The new Ghana cedi was introduced at GH¢ 0.9200 to a dollar. The Minister said the Central Bank tried to hold the currency from serious depreciation by intervening in the foreign exchange market to sell the country's hard earned dollars to support it. He said despite the Central Bank's huge spending of over $1.2 billion to prop up the Ghana cedi between July 2007 and December 2008, the currency lost some 31 per cent of its value.

Besides, the offloading of a total of US$ 145 million by foreign investors of their bonds to local investors since the beginning of the global financial crisis in October last year compounded the pressure on the value of the cedi.

As at December 2008, foreign investors held 46 percent of government of Ghana 3-year fixed bond and 87 percent of 5-year fixed bonds. "The risk associated with foreign investors participating in the capital market is that when they sell bonds to local participants, it has serious foreign exchange obligations for the local investor, which tend to put pressure on the value of the domestic currency," the Minister said.

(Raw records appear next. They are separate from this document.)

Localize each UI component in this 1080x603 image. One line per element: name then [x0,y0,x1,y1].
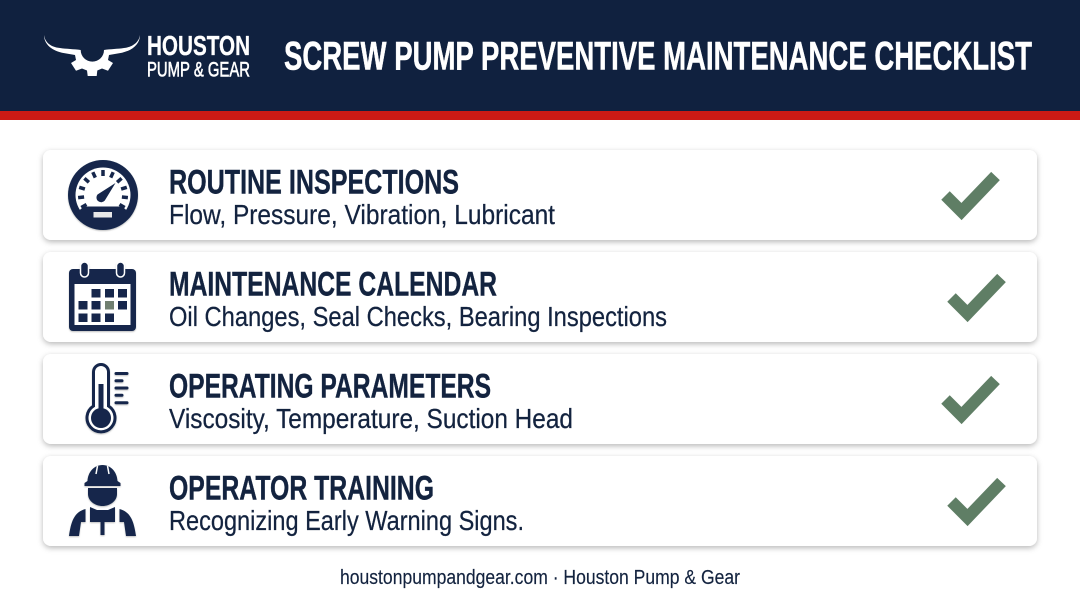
routine details: Flow, Pressure, Vibration, Lubricant [169,199,555,230]
panel: operator training [43,456,1037,546]
panel: routine inspections [43,150,1037,240]
parameters details: Viscosity, Temperature, Suction Head [169,403,573,434]
icon: check [952,482,1002,518]
panel: maintenance calendar [43,252,1037,342]
routine heading: ROUTINE INSPECTIONS [169,164,459,202]
logo [44,30,250,82]
logo wordmark: HOUSTON [147,30,250,61]
panel: operating parameters [43,354,1037,444]
training details: Recognizing Early Warning Signs. [169,505,524,536]
footer: houstonpumpandgear.com · Houston Pump & Gear [340,566,740,589]
logo wordmark [147,30,250,82]
parameters heading: OPERATING PARAMETERS [169,368,491,406]
icon: longhorn gear [44,35,140,76]
calendar heading: MAINTENANCE CALENDAR [169,266,497,304]
training heading: OPERATOR TRAINING [169,470,434,508]
icon: check [946,176,996,212]
calendar details: Oil Changes, Seal Checks, Bearing Inspections [169,301,667,332]
icon: worker [69,465,136,536]
icon: gauge [68,160,138,230]
icon: calendar [69,262,136,331]
logo wordmark: PUMP & GEAR [147,58,250,82]
icon: thermometer [87,365,127,432]
icon: check [952,278,1002,314]
icon: check [946,380,996,416]
header band [0,0,1080,120]
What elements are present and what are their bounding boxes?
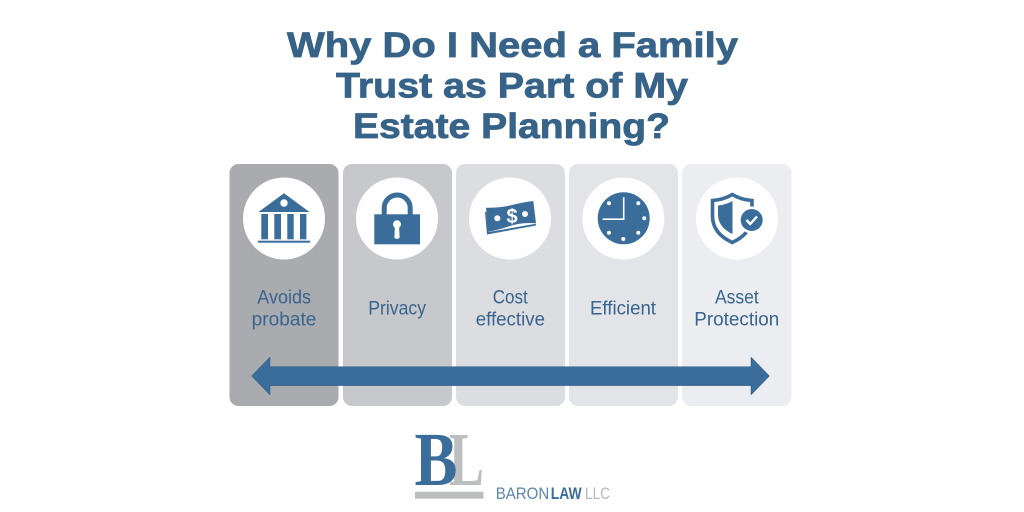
label: asset protection [694, 288, 779, 330]
logo wordmark [496, 485, 610, 503]
title: Why Do I Need a Family [287, 25, 738, 65]
label: cost effective: effective [476, 310, 545, 330]
label: avoids probate: probate [252, 310, 316, 330]
panel: cost effective [456, 164, 565, 406]
label: cost effective [476, 288, 545, 330]
title [287, 25, 738, 146]
icon: shield with check [712, 194, 765, 242]
icon: banknotes [485, 201, 536, 234]
label: efficient: Efficient [590, 298, 657, 320]
logo wordmark: BARON [496, 485, 549, 503]
icon: clock [598, 192, 650, 244]
label: asset protection: Protection [694, 310, 779, 330]
label: avoids probate: Avoids [257, 288, 311, 308]
label: avoids probate [252, 288, 316, 330]
label: cost effective: Cost [493, 288, 528, 308]
logo wordmark: LLC [585, 485, 610, 503]
logo: Baron Law LLC [414, 418, 610, 503]
logo mark: BL monogram: L [449, 418, 484, 502]
panel: efficient [569, 164, 678, 406]
panel: avoids probate [230, 164, 338, 406]
logo wordmark: LAW [551, 485, 582, 503]
panel: asset protection [682, 164, 792, 406]
panel: privacy [343, 164, 452, 406]
arrow: double-headed [252, 357, 770, 395]
label: asset protection: Asset [715, 288, 759, 308]
title: Trust as Part of My [336, 66, 688, 106]
logo mark: BL monogram: B [414, 418, 458, 502]
icon: banknotes: $ [506, 206, 518, 228]
title: Estate Planning? [353, 106, 670, 146]
icon: padlock [374, 195, 420, 244]
icon: bank [258, 193, 310, 243]
label: privacy: Privacy [368, 298, 426, 320]
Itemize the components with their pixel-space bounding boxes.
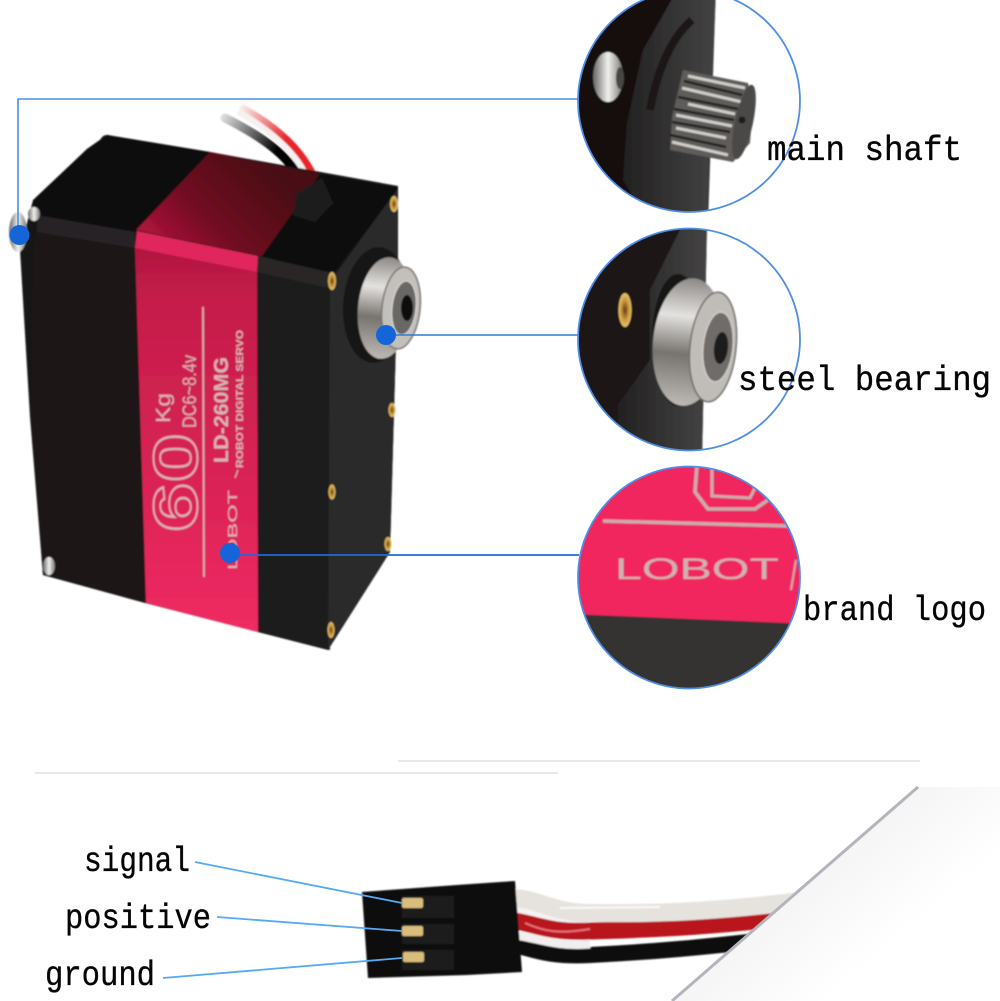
contact windows bbox=[402, 896, 454, 970]
hex bolt bbox=[593, 52, 623, 102]
connector body bbox=[362, 881, 522, 978]
label: signal: signal bbox=[84, 842, 190, 882]
label: main shaft: main shaft bbox=[767, 131, 962, 171]
voltage: DC6~8.4v bbox=[180, 355, 201, 428]
blue leader line: logo bbox=[230, 554, 579, 556]
connector photo bbox=[362, 881, 800, 978]
label: ground: ground bbox=[45, 956, 155, 996]
bearing body bbox=[652, 277, 714, 407]
numeral inner fragment bbox=[712, 465, 755, 498]
numeral fragment bbox=[695, 465, 775, 509]
dot: logo bbox=[220, 543, 240, 563]
shoulder highlight bbox=[37, 215, 135, 248]
pinion bbox=[670, 70, 761, 162]
bolt socket bbox=[616, 67, 624, 89]
right face bbox=[328, 190, 398, 650]
dot: bearing bbox=[376, 325, 396, 345]
red wire bbox=[515, 916, 800, 931]
diagonal page corner bbox=[672, 787, 1000, 1001]
front bolts bbox=[9, 207, 55, 575]
bearing face bbox=[688, 290, 738, 404]
seal bbox=[703, 312, 733, 382]
bearing seal bbox=[389, 280, 419, 336]
bearing face bbox=[378, 265, 424, 351]
bearing boss bbox=[652, 274, 687, 406]
black wire bbox=[515, 936, 800, 955]
red highlight bbox=[525, 923, 590, 932]
connector leader lines bbox=[163, 862, 402, 978]
left front black section bbox=[31, 217, 146, 603]
band highlight bbox=[135, 231, 258, 272]
right shoulder bbox=[257, 256, 332, 288]
silhouette bbox=[20, 135, 398, 650]
top connector bbox=[293, 178, 333, 222]
wires bbox=[515, 898, 800, 955]
top black face bbox=[33, 135, 210, 232]
zoom circle: steel bearing bbox=[570, 220, 800, 460]
bearing boss bbox=[339, 245, 413, 365]
red front band bbox=[135, 248, 258, 632]
red field bbox=[578, 467, 800, 624]
white divider bbox=[515, 910, 590, 923]
robot digital servo: ROBOT DIGITAL SERVO bbox=[234, 330, 246, 468]
dark body bbox=[570, 0, 716, 220]
brass insert bbox=[618, 293, 632, 327]
dot: main shaft bbox=[10, 225, 30, 245]
blue leader line: bearing bbox=[387, 334, 579, 336]
zoom circle: main shaft bbox=[570, 0, 800, 220]
white backing bbox=[515, 935, 590, 945]
bore bbox=[712, 331, 730, 365]
groove bbox=[650, 20, 692, 110]
rear bolt bbox=[101, 136, 113, 148]
bearing bore bbox=[401, 295, 413, 321]
top red band bbox=[136, 152, 320, 256]
gray plate bbox=[618, 226, 707, 460]
lobot text: LOBOT bbox=[615, 553, 779, 586]
dark body bbox=[578, 230, 707, 448]
model 60: 60 bbox=[142, 433, 211, 532]
white highlight bbox=[560, 907, 660, 908]
pins bbox=[402, 898, 424, 962]
bearing body bbox=[353, 254, 417, 362]
label: positive: positive bbox=[65, 899, 211, 939]
right front black section bbox=[256, 258, 332, 650]
brass inserts bbox=[328, 196, 398, 638]
top right black bbox=[262, 174, 398, 275]
gray plate bbox=[623, 0, 716, 220]
servo cable bbox=[225, 108, 322, 195]
servo photo bbox=[9, 108, 424, 650]
white wire bbox=[515, 898, 800, 913]
model name: LD-260MG bbox=[211, 357, 233, 463]
slash bbox=[791, 560, 796, 590]
divider bbox=[603, 521, 790, 526]
band printing bbox=[142, 307, 246, 577]
black lower part bbox=[585, 614, 790, 688]
lobot logo: LOBOT bbox=[225, 490, 240, 570]
slash bbox=[235, 470, 238, 478]
divider line bbox=[203, 307, 204, 577]
divider lines bbox=[35, 761, 920, 773]
blue leader line: main shaft bbox=[18, 99, 579, 232]
kg: Kg bbox=[153, 393, 175, 423]
zoom circle: brand logo bbox=[577, 466, 801, 690]
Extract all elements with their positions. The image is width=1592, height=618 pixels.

"All these were inherited by the NDC government and therefore one cannot attribute the cedi depreciation to a government that has been in power for only 100 days," he added.

Dr Duffuor described as disaster, the inflation targeting framework of the Central Bank, which has a medium term target of five percent. He said, while the Central Bank and government were to coordinate monetary and fiscal policy to help anchor long term inflation expectations, high government expenditure combined with sharp growth in money supply worked to undermine the effectiveness of the inflation targeting framework.

"The implication of this is that strong inflationary pressures have been built in the economy before we assumed power in January this year," Dr Duffuor said, adding that, this explained the rise in inflation this year.

Other factors for inflation are weakened domestic currency and the widening budget and current account deficits inherited by the administration.

He said despite the challenges, government was carefully managing the economy and this had resulted in a slowdown in the growth of money supply and domestic credit. He said preliminary information on the budget execution indicated an overall narrow budget deficit of 0.9 percent of GDP in the first quarter of the year, compared to the 1.7 percent recorded for the first quarter of 2008.

On enhancing confidence in the Ghanaian economy, Dr Duffuor said confidence in the economy was being restored and that the initial desire of foreign investors to dispose off their investment in the government's short term securities had been pulled off.

"We are discovering that there is an increasing desire on the part of foreign investors to hold the government securities. Given these developments, I firmly believe that foreign investors do hold a positive outlook for the country's medium term," he said.

The Minister said the renewed confidence stemmed from government's management of the economy, especially in the area of fiscal discipline. He said government would focus on weeding out wasteful and fruitless public spending and enhancing government revenue through significant improvement in tax policy and administration. The government, he said, was also working towards adopting a comprehensive debt management framework and utilizing the country's concessional financing possibilities as means to contain the rapid rise in domestic debt.

"It is our firm believe that the fiscal adjustment measures we are currently implementing will help to restore macroeconomic stability, debt sustainability and create further room for sustained private sector growth. These outcomes together with the fundamentals of the economy will combine to strengthen the confidence and credibility in the economy," he added.